DeMa contro Renzi: “Sicurezza? Dal Governo nemmeno un euro per il Vesuvio e Solfatara”

Il sindaco: “Inutile aspettare catastrofi prima di agire, qui vivono un milione di persone e sono a rischio”

“Circa un milione di persone vivono in zona rossa tra Vesuvio, Solfatara, bradisismo, rischio sismico e quant’altro”. Il sindaco di Napoli, Luigi de Magistris fa il punto sul rischio sismico, durante la trasmissione di Rai 3, Agorà. “Penso che l’80% del patrimonio edilizio pubblico in Italia, in particolare le scuole – prosegue il primo cittadino – non è messo in sicurezza e se vogliamo parlare di cose serie, senza ripetere gli stessi discorsi ogni volta che c’è un terremoto, e noi abbiamo vissuto un terremoto devastante nel 1980, i Governi nazionali per i prossimi cinque anni devono destinare la gran parte delle manovre finanziarie alla messa in sicurezza del nostro Paese, dall’edilizia pubblica all’edilizia monumentale, dai privati, alle montagne, ai fiumi.

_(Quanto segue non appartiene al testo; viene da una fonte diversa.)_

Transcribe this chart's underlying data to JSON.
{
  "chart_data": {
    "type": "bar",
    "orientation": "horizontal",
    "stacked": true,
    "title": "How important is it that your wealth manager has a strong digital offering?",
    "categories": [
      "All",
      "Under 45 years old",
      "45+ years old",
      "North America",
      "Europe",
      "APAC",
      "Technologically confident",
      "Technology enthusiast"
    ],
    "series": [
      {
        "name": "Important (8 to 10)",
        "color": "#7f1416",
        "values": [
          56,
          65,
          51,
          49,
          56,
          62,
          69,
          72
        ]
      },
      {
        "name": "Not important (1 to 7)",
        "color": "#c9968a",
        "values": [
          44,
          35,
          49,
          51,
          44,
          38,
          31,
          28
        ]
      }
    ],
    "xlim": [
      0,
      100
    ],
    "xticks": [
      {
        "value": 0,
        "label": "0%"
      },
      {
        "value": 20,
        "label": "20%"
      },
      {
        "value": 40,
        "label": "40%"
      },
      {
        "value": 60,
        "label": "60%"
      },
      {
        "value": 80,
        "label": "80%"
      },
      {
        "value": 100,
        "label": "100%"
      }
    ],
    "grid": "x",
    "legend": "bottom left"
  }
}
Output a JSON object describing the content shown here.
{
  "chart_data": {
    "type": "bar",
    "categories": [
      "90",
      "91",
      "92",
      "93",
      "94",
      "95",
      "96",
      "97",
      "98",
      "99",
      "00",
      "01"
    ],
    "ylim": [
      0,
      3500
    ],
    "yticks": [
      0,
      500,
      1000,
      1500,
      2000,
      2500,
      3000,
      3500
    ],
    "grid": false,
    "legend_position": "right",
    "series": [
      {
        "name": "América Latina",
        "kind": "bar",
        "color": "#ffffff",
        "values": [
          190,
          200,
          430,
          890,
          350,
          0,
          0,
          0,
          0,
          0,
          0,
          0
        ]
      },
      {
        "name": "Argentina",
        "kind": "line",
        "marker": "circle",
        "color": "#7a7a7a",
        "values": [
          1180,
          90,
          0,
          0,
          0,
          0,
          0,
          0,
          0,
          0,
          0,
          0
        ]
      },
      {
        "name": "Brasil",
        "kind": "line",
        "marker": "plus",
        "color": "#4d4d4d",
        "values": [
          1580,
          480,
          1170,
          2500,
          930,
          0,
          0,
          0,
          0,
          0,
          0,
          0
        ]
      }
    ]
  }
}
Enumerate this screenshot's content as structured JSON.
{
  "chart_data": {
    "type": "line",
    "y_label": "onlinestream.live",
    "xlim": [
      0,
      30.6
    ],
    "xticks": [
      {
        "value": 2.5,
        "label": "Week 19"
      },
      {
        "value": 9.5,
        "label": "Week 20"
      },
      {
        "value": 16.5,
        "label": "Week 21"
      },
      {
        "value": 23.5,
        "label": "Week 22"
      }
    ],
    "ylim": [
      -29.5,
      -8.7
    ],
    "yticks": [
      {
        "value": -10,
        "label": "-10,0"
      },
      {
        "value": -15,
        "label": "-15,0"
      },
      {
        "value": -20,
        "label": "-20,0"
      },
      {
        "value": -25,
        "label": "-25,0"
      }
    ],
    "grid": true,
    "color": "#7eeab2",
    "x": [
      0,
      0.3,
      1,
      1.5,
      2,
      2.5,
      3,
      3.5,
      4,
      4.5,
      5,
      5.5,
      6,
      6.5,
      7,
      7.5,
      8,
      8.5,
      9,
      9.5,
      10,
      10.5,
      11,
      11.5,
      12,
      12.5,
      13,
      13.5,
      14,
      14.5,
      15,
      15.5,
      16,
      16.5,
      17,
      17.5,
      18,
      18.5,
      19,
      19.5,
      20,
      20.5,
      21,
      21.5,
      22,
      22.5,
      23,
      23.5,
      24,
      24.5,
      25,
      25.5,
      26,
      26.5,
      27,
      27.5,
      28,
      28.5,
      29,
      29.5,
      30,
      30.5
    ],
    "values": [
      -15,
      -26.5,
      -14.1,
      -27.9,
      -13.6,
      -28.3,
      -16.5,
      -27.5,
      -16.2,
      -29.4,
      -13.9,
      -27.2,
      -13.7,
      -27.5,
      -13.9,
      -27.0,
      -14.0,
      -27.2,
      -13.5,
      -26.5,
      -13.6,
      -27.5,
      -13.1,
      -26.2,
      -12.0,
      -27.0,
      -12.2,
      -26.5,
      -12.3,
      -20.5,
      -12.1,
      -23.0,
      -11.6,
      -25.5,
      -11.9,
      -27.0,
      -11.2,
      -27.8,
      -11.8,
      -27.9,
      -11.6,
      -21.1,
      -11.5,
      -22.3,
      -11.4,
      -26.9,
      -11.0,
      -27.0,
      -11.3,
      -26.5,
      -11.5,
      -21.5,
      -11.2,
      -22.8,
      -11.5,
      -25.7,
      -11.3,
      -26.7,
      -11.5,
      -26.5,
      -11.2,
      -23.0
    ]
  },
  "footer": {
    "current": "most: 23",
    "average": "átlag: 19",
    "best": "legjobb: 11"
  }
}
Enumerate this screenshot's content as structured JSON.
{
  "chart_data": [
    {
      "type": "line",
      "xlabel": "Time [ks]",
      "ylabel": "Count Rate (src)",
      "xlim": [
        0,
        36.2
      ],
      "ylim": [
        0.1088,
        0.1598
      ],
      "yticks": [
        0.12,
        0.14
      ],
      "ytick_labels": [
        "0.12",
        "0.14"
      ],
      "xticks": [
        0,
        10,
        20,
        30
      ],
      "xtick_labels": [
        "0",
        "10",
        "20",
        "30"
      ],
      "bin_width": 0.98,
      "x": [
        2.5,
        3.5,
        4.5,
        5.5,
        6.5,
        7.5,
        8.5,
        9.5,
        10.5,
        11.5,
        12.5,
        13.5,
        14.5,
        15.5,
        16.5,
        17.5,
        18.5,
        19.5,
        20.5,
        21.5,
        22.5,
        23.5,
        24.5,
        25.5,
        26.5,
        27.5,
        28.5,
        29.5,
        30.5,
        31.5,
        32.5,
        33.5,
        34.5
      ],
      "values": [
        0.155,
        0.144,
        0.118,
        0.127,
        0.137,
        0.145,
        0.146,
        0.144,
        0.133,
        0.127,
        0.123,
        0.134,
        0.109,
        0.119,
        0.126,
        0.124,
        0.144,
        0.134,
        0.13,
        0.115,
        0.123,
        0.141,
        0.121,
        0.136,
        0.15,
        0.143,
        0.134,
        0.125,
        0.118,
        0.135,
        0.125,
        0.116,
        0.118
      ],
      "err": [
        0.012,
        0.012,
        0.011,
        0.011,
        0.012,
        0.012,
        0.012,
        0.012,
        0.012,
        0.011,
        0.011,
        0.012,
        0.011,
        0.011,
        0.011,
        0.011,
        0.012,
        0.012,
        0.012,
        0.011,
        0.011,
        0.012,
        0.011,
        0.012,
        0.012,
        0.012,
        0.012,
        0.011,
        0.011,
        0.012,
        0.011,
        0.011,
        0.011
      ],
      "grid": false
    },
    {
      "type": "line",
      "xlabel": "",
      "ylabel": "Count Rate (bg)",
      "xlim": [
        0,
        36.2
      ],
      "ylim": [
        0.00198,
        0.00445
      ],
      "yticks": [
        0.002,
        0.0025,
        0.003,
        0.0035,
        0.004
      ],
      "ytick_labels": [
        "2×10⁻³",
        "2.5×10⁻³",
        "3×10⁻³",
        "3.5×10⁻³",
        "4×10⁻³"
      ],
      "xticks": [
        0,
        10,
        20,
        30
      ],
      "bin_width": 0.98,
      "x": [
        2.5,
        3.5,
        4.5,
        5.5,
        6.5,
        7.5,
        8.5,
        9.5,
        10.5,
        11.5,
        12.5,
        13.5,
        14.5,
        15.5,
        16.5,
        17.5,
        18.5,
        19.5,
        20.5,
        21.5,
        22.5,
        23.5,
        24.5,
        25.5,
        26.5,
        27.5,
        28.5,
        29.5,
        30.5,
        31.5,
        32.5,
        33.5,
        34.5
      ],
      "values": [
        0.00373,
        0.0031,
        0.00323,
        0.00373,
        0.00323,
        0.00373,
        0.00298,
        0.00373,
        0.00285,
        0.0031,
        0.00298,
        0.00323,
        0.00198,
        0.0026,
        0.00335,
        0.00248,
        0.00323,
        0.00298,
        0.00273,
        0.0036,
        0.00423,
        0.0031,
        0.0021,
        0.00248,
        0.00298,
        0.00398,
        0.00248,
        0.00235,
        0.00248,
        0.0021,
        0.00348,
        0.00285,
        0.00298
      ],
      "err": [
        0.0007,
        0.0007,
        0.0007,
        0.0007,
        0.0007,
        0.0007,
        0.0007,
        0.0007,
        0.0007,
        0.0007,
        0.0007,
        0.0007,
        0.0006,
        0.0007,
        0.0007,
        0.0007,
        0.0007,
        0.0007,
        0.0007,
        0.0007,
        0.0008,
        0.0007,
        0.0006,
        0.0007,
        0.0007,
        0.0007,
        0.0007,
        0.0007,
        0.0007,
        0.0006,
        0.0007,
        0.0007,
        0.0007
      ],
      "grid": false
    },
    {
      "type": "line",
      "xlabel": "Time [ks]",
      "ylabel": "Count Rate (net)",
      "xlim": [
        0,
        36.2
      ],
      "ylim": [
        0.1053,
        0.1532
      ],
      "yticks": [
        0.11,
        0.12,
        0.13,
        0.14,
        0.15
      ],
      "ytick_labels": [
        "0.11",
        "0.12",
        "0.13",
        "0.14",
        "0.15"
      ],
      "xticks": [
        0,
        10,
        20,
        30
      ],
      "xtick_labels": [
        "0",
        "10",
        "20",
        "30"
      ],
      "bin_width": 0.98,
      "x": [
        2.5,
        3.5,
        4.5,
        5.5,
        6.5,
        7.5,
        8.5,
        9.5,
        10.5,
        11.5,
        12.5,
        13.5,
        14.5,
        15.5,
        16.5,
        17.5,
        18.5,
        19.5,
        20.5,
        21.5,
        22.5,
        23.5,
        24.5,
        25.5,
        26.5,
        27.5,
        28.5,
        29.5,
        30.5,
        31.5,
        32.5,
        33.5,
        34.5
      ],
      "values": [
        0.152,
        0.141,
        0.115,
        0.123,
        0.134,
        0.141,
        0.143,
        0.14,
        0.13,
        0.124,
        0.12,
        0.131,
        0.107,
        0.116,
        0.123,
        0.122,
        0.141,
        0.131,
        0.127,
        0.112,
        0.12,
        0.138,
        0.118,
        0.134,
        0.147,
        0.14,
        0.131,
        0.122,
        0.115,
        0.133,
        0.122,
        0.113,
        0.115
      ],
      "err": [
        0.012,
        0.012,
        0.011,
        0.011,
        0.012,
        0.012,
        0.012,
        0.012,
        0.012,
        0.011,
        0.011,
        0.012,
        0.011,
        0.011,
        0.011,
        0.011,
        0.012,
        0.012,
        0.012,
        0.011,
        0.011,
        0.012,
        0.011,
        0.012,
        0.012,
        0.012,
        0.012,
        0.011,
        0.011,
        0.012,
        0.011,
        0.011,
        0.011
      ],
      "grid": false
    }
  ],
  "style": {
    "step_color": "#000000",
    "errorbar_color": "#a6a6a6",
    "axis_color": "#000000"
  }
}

Altrimenti sono chiacchiere. Sin ora si è deciso invece di investire su grandi opere pubbliche inutili come la Tav ed altre, sulla cementificazione”. Il numero uno di palazzo San Giacomo conclude parlando degli aiuti post terremoto: “Dopo il terremoto la Campania ebbe un fiume di denaro pubblico e se lo sono mangiato nel corso degli anni. Oggi credo che l’Italia sia in grado di avere un sistema di controllo”.